Clinical professionals agree that the takeover could negatively impact Vectura’s reputation and make the medical community prescribing inhalers think twice.
Dr Ruth Sharrock is a Respiratory Consultant and Clinical Lead on Tobacco for the North East and North Cumbria Integrated Care System.
She said: “The medical community is extremely wary of tobacco companies. They have no moral responsibility – profiteering from manufacturing a product that kills half of those people who use it.
“It would be a very ill-advised move for shareholders to consider this offer as I anticipate it would cause a prompt and widespread effect on prescribing choices across the medical community.”
She added: “I understand the teams that created the Vectura portfolio of research and product development were from an academic background and offer a valuable and credible contribution to the UK research landscape. Professional trust in their products and research will be lost if the tobacco industry become involved, and the competitiveness of the inhaled product market will allow us many other prescribing choices that feel less morally tarnished.
“Governmental policy makers need to urgently consider whether they will allow a company to have a vested interest in continuing to cause a huge burden of health problems by also profiteering from the treatments for some of those.”

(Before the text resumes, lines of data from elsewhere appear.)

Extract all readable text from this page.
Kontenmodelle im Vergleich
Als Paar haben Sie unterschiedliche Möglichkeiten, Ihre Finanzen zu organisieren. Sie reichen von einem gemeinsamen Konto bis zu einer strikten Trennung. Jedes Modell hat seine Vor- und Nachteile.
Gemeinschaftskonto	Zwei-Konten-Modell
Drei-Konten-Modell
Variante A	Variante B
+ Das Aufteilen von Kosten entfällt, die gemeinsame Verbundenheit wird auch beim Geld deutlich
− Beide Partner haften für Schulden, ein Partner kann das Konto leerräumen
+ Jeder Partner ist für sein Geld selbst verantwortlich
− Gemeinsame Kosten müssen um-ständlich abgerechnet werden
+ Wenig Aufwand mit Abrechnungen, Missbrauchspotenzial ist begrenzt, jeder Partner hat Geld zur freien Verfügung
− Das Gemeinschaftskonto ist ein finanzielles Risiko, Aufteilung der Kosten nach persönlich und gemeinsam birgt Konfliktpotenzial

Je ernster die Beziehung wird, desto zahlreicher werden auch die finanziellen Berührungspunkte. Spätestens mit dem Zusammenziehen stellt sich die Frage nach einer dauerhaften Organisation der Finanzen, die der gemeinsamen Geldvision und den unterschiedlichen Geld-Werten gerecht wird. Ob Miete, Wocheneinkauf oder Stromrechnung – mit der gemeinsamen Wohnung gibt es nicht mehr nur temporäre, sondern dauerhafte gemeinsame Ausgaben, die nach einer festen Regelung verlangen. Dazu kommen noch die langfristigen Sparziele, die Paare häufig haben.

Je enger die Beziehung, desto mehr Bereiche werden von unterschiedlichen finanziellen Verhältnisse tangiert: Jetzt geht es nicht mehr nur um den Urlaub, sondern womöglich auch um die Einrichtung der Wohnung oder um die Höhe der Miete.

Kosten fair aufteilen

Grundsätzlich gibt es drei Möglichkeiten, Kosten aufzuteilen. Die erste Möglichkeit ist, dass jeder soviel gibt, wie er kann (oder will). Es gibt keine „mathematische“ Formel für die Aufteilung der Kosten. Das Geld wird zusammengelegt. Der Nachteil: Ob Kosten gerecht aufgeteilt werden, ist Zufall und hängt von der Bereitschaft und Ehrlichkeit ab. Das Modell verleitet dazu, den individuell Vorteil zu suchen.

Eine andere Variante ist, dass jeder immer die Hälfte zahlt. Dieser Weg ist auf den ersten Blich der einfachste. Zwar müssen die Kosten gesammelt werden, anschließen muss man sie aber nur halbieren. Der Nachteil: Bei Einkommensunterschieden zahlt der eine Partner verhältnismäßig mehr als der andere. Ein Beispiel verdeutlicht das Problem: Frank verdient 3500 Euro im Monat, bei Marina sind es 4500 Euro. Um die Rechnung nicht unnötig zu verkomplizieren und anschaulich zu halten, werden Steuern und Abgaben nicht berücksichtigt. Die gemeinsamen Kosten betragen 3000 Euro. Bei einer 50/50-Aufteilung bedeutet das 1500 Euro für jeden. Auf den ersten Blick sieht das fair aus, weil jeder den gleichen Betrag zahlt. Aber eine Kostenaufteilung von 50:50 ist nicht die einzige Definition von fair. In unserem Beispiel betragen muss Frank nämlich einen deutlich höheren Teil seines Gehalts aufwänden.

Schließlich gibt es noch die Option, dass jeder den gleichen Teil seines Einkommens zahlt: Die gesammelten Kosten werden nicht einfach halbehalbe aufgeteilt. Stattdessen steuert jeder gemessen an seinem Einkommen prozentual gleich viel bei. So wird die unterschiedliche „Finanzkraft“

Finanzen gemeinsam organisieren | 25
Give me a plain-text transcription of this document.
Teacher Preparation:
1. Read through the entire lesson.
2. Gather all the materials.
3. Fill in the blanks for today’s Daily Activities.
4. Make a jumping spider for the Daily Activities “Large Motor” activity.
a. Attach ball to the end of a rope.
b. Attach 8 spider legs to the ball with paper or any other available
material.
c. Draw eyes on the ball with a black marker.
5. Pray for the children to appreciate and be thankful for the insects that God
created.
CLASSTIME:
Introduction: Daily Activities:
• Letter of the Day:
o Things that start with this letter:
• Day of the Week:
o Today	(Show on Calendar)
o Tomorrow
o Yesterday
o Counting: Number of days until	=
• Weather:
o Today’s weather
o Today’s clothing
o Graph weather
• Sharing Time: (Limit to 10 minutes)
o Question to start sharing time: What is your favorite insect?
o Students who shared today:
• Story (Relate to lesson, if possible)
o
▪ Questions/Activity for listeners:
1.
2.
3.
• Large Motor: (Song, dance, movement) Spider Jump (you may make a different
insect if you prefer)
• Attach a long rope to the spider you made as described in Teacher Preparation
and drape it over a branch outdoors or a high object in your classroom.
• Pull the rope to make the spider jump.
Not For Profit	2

Dr Matt Evison, a lung specialist from Manchester, said:
“This proposed takeover is nothing short of a tragedy. Every day I see lives lost, ruined, or cut short, all because of the devastating effects of smoking.
“As a doctor, the very idea of seeing medical devices owned by a cigarette company used by patients with respiratory illnesses is deeply unsettling. The impact of this takeover for patients, future research, clinical trials, the pharmaceutical industry, and ultimately Vectura shareholders, would be hugely damaging.
“The market for inhaler products is fiercely competitive so healthcare professionals will not think twice about prescribing other products to avoid moral conflict where this does not impact patient care.
“Detailed lists of Vectura products are already being disseminated across the respiratory and medical communities with the appropriate alternative inhalers listed to facilitate rapid switching to non-tobacco industry tainted inhalers.
“If PMI wanted to end smoking or the harm from smoking, they would not be manufacturing two billion cigarettes per day. We must protect public health from the commercial interests of the tobacco industry.”
Ailsa Rutter OBE, Director of Fresh and Balance, said:
“My own father died from smoking-related COPD – the thought of a tobacco company profiting from the cigarettes that make people ill and then charging the NHS for the medicines to treat them stinks of hypocrisy and greed.”The British Lung Foundation estimates[iii] that 1.2 million people are living with diagnosed COPD, with a higher proportion of people diagnosed with COPD in Scotland, the North East and North West of England. Around 115,000 people are diagnosed with COPD each year.
Along with lung cancer and pneumonia, COPD is one of the three leading contributors to respiratory deaths in developed countries such as the UK.
51% of Vectura shareholders need to agree to the takeover bid for it to go through.